Die Revision wird zugelassen.

 

Tatbestand

Die Parteien streiten um einen Anspruch auf Zahlung von kindbezogenem Ortszuschlag in Höhe von monatlich 84,68 EUR für die Zeit von Oktober 1999 bis Juni 2001.

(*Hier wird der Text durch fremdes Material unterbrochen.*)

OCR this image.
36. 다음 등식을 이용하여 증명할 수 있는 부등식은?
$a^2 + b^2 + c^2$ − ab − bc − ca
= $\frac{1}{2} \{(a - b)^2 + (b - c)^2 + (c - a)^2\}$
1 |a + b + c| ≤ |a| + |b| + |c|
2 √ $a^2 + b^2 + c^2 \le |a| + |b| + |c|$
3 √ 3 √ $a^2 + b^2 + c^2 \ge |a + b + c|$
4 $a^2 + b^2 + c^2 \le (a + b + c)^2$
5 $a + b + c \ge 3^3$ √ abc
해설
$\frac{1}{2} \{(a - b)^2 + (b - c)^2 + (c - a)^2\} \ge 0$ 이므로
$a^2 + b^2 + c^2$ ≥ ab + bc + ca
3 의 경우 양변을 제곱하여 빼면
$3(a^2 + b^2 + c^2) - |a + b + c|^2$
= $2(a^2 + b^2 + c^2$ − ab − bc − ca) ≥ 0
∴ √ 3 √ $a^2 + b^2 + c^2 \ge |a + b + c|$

Der am 02.06.1944 geborene, verheiratete Kläger ist bei der Beklagten als Verwaltungsangestellter angestellt. Auf das Arbeitsverhältnis finden die Regelungen des Manteltarifvertrages für die Angestellten der Beklagten vom 21.04.1961 (MTA-BA) Anwendung.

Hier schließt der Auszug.